From http://www.tsgc.utexas.edu/archive/design/farside2.html

"To provide constant communication with the lunar nearside base as well as
Earth, a communication system was devised where the relaying point is a
satellite in a halo orbit about the L2 unstable libration point. This would
permit full coverage of the lunar farside and the constant monitoring of the
construction activities being conducted. Since L2 is an unstable libration
point, stationkeeping burns totaling 93.3 fps/yr and period control burns
totaling 240 fps/yr will have to be conducted in order to maintain the
orbit. After three years, the satellite at L2 will be refueled and moved to
the stable libration point L5, where it will remain throughout the lifetime
of the observatory."

From http://adsabs.harvard.edu/cgi-bin/np...TIN...9512644B

"Project ECHO: Electronic Communications from Halo Orbit - Abstract: The
design of a communications relay to provide constant access between the
Earth and the far side of the Moon is presented.

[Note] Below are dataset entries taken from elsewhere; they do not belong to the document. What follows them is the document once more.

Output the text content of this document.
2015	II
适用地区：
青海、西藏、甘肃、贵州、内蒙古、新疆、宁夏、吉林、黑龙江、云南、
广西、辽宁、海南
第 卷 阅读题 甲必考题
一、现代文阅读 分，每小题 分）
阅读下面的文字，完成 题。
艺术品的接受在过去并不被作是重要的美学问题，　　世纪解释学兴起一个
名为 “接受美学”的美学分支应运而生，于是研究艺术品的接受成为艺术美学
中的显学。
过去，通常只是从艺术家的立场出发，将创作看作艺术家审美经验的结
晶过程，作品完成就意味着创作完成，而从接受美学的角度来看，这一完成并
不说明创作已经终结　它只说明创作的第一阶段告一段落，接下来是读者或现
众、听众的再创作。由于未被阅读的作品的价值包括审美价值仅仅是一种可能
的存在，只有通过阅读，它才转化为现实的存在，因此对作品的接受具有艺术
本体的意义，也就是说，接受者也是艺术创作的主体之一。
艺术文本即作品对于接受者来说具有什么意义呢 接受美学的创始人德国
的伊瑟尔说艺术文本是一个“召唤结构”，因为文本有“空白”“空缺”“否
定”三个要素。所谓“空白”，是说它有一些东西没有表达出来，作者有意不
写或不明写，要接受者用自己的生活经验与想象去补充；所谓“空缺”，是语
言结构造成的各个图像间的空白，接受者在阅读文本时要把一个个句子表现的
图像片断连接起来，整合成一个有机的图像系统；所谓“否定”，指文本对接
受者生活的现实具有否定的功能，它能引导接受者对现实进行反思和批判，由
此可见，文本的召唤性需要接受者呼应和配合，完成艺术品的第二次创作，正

Placement of the relay in a
halo orbit about the L2 Earth-Moon Lagrange point allows the satellite to
maintain constant simultaneous communication between Earth and scientific
payloads on the far side of the Moon. The requirements of NASA's
Discovery-class missions adopted and modified for this design a total
project cost should not exceed $150 million excluding launch costs, launch
must be provided by Delta-class vehicle, and the satellite should maintain
an operational lifetime of 10 to 15 years. The spacecraft will follow a
transfer trajectory to the L2 point, after launch by a Delta II 7925 vehicle
in 1999. Low-level thrust is used for injection into a stationkeeping-free
halo orbit once the spacecraft reaches the L2 point. The shape of this halo
orbit is highly elliptical with the maximum excursion from the L2 point
being 35000 km. A spun section and despun section connected through a
bearing and power transfer assembly (BAPTA) compose the structure of the
spacecraft. Communications equipment is placed on the despun section to
provide for a stationary dual parabolic offset-feed array antenna system.
The dual system is necessary to provide communications coverage during
portions of maximum excursion on the halo orbit. Transmissions to the NASA
Deep Space Network 34 m antenna include six channels (color video, two
voice, scientific data from lunar payloads, satellite housekeeping and
telemetry and uplinked commands) using the S- and X-bands. Four radioisotope
thermoelectric generators (RTG's) provide a total of 1360 W to power onboard
systems and any two of the four Hughes 13 cm ion thrusters at once. Output
of the ion thrusters is approximately 17.8 mN each with xenon as the
propellant. Presence of torques generated by solar pressure on the antenna
dish require the addition of a 'skirt' extending from the spun section of
the satellite for balance. Total mass of the satellite is approximately 900
kg at a cost of $130 million FY99."

I wasn't able to find a suitable illustration on the web, so I scanned an
illustration (it's a very rough sketch!) from a book I have ("Voyage through
the Universe - Spacefarers", Time-Life Books 1989, Danish ed., pp. 58-59):
http://www.dsri.dk/~sej/pics/lunar_halo_orbit.jpg

--
Steen Eiler Jørgensen
"Time has resumed its shape. All is as it was before.
Many such journeys are possible. Let me be your gateway."